Development of highly glyphosate-tolerant tobacco by coexpression of glyphosate acetyltransferase gat and EPSPS G2-aroA genes
Baoqing Dun,
Xujing Wang,
Wei Lu,
Ming Chen,
Wei Zhang,
Shuzhen Ping,
Zhixing Wang,
Baoming Zhang,
Min Lin
Affiliations
Baoqing Dun
Institute of Crop Sciences, The National Key Facility for Crop Gene Resources and Genetic Improvement, Chinese Academy of Agricultural Sciences, Beijing 100081, China;Biotechnology Research Institute, Chinese Academy of Agricultural Sciences, Beijing 100081, China
Xujing Wang
Biotechnology Research Institute, Chinese Academy of Agricultural Sciences, Beijing 100081, China
Wei Lu
Biotechnology Research Institute, Chinese Academy of Agricultural Sciences, Beijing 100081, China
Ming Chen
Biotechnology Research Institute, Chinese Academy of Agricultural Sciences, Beijing 100081, China
Wei Zhang
Biotechnology Research Institute, Chinese Academy of Agricultural Sciences, Beijing 100081, China
Shuzhen Ping
Biotechnology Research Institute, Chinese Academy of Agricultural Sciences, Beijing 100081, China
Zhixing Wang
Biotechnology Research Institute, Chinese Academy of Agricultural Sciences, Beijing 100081, China
Baoming Zhang
Institute of Crop Sciences, The National Key Facility for Crop Gene Resources and Genetic Improvement, Chinese Academy of Agricultural Sciences, Beijing 100081, China
Min Lin
Biotechnology Research Institute, Chinese Academy of Agricultural Sciences, Beijing 100081, China
The widely used herbicide glyphosate targets 5-enolpyruvylshikimate-3-phosphate synthase (EPSPS). Glyphosate acetyltransferase (GAT) effectively detoxifies glyphosate by N-acetylation.

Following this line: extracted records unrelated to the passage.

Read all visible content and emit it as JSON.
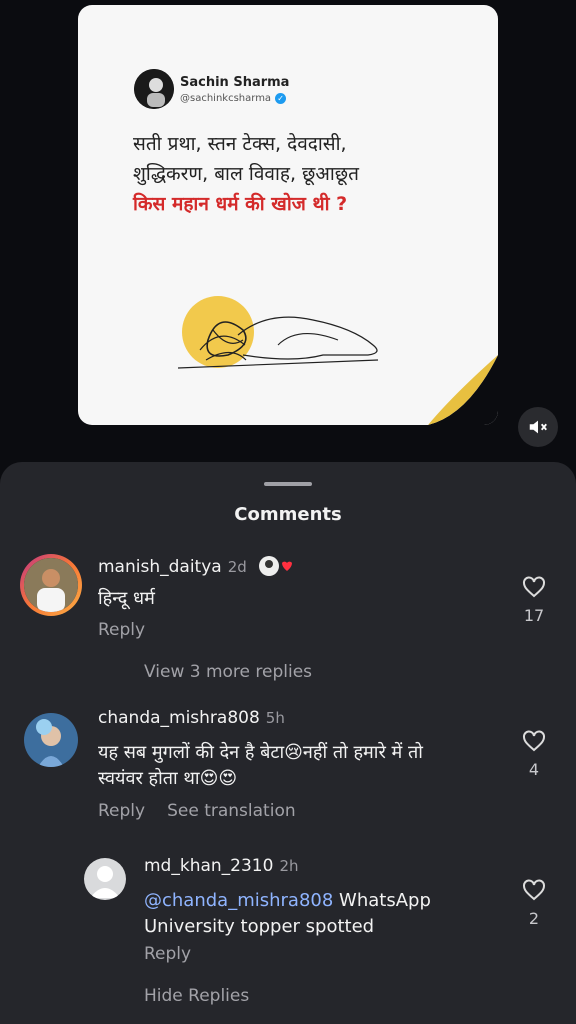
{
  "post": {
    "author_name": "Sachin Sharma",
    "author_handle": "@sachinkcsharma",
    "line1": "सती प्रथा, स्तन टेक्स, देवदासी,",
    "line2": "शुद्धिकरण, बाल विवाह, छूआछूत",
    "line3": "किस महान धर्म की खोज थी ?",
    "accent_yellow": "#f2c94c",
    "accent_red": "#d42a2a"
  },
  "sheet": {
    "title": "Comments"
  },
  "comments": [
    {
      "username": "manish_daitya",
      "time": "2d",
      "text": "हिन्दू धर्म",
      "likes": "17",
      "reply_label": "Reply",
      "view_replies": "View 3 more replies"
    },
    {
      "username": "chanda_mishra808",
      "time": "5h",
      "text_line1": "यह सब मुगलों की देन है बेटा😢नहीं तो हमारे में तो",
      "text_line2": "स्वयंवर होता था😍😍",
      "likes": "4",
      "reply_label": "Reply",
      "translate_label": "See translation"
    },
    {
      "username": "md_khan_2310",
      "time": "2h",
      "mention": "@chanda_mishra808",
      "text_line1": " WhatsApp",
      "text_line2": "University topper spotted",
      "likes": "2",
      "reply_label": "Reply",
      "hide_replies": "Hide Replies"
    }
  ]
}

With the aim of identifying a new strategy for development of glyphosate-tolerant crops, the plant expression vector pG2-GAT harboring gat and G2-aroA (encoding EPSPS) has been transformed into tobacco (Nicotiana tabacum) to develop novel plants with higher tolerance to glyphosate. Results from Southern and Western blotting analyses indicated that the target genes were integrated into tobacco chromosomes and expressed effectively at the protein level. Glyphosate tolerance was compared among transgenic tobacco plants containing gat, G2-aroA, or both genes. Plants containing both gat and G2-aroA genes were the most glyphosate-tolerant. This study has shown that a combination of different strategies may result in higher tolerance in transgenic crops, providing a new approach for development of glyphosate-tolerant crops.